HABER MERKEZİ –
Geçmişten kopanın geleceği de yoktur
Fizikçiler düşünceyi de “en akışkan bir enerji” olarak tanımlarlar. Zindandan mektup yazan bir arkadaş var, onun mektubundan çok şey aldım. Mesela bizim mekanda hareketimiz yavaştır ama zamandaki hareketimiz hızlıdır, yüksektir. Zamanda hareket, düşüncede harekettir. Belki de ışık hızı ve onu da aşan bir düzeyde bir hareketlilik seviyesini yakalayabilir insan zihni. Bir anda evrenin başlangıcına kadar uzanabilirsiniz. Ya da geleceğin sonsuzluk sınırına kadar gidebilirsiniz. İnsan zihni bunu sağlar, böylesine bir gerçekliği var. Ve bu açıdan zamandaki o muazzam hız harikadır ve büyük önem taşır.

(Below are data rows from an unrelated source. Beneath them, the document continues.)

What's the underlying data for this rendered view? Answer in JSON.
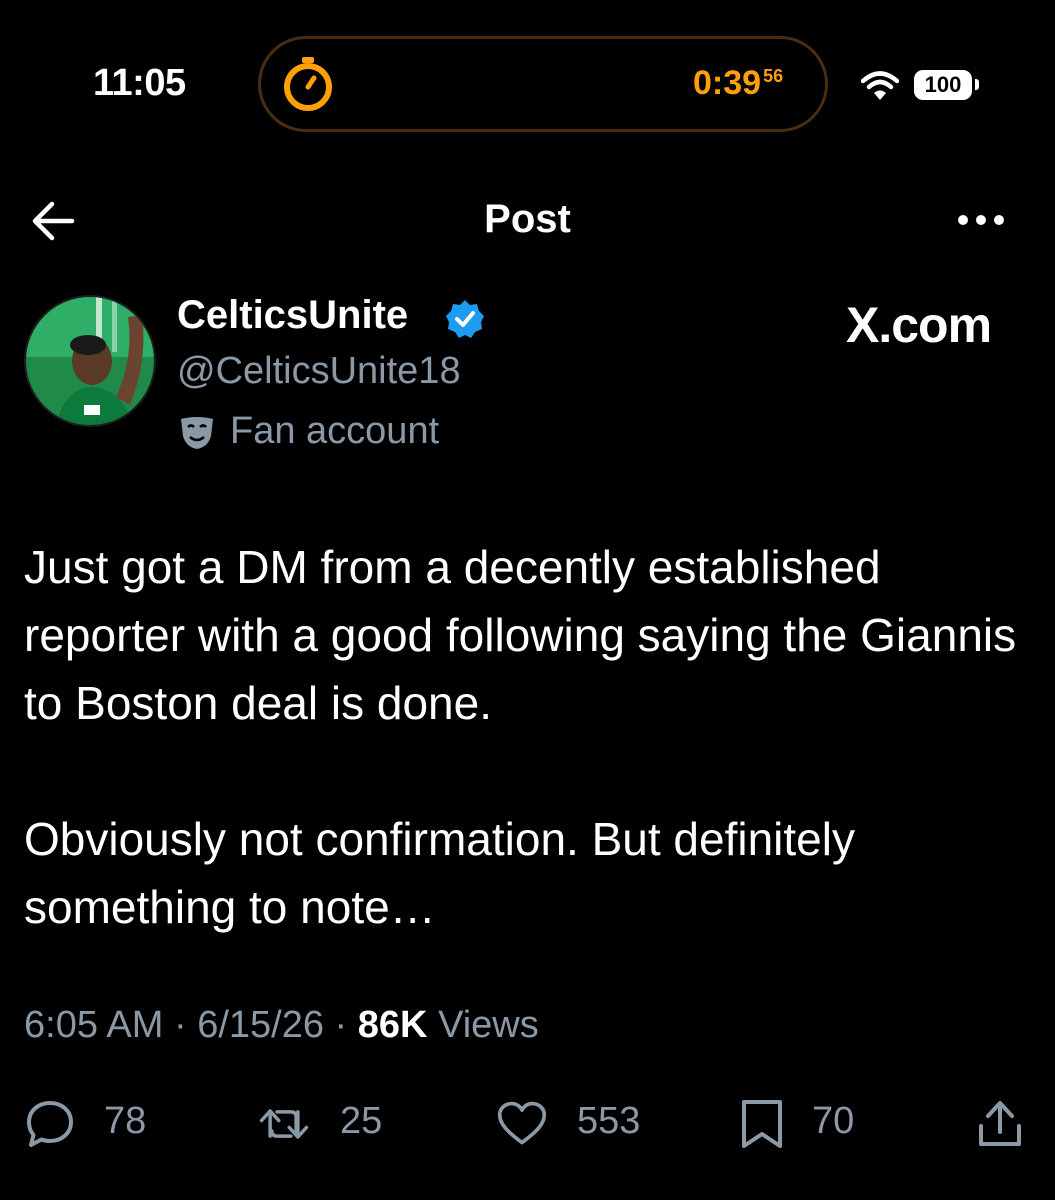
{
  "status_bar": {
    "time": "11:05",
    "timer": "0:39",
    "timer_sub": "56",
    "battery": "100",
    "accent": "#ff9f0a"
  },
  "nav": {
    "title": "Post",
    "back_icon": "arrow-left-icon",
    "more_icon": "more-horizontal-icon"
  },
  "profile": {
    "name": "CelticsUnite",
    "handle": "@CelticsUnite18",
    "label": "Fan account",
    "verified_color": "#1d9bf0"
  },
  "watermark": "X.com",
  "post": {
    "text": "Just got a DM from a decently established reporter with a good following saying the Giannis to Boston deal is done.\n\nObviously not confirmation. But definitely something to note…",
    "time": "6:05 AM",
    "date": "6/15/26",
    "views_count": "86K",
    "views_label": "Views"
  },
  "actions": {
    "replies": "78",
    "reposts": "25",
    "likes": "553",
    "bookmarks": "70"
  }
}
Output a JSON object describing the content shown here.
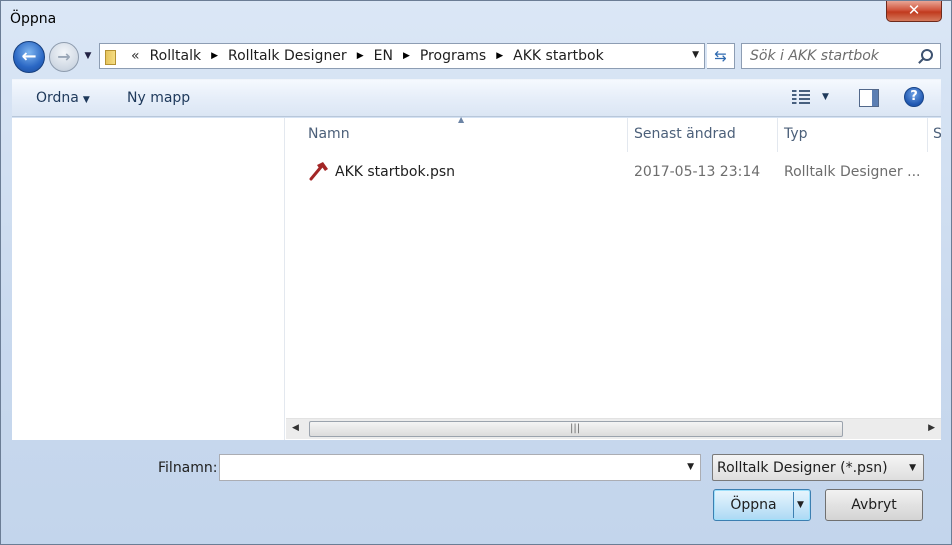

Şimdi öyle bir sistemde yaşıyoruz ki insan zamansızdır. Mekanı bile sınırlıdır. Önderlik, “şimdiye sıkıştırılmış bir yaşam gerçekliğinden” söz eder. Tüm geçmişiniz ve geleceğiniz “şimdi” olmuşsa ki günübirlik yaşam bu anlama gelir. O zaman geçmişten ve gelecekten tümüyle kopmuşsunuz demektir. Geçmişten kopanın geleceği de yoktur. Ve günümüz dünyasındaki insan biraz da böyle bir insandır. Bu gerçekten de çok acıdır. Bu sistemin içindeki bir insanın en uzak geçmişi “dün” ile sınırlıdır. En uzak geleceği de “yarın”dır. Bugün ile yarın arasında sıkışan ve yaşayan bir insan gerçeği… Onun için önemli olan “an”dır. Geçmişi bir yana bırak, geleceği bir yana bırak. “anda yaşa”.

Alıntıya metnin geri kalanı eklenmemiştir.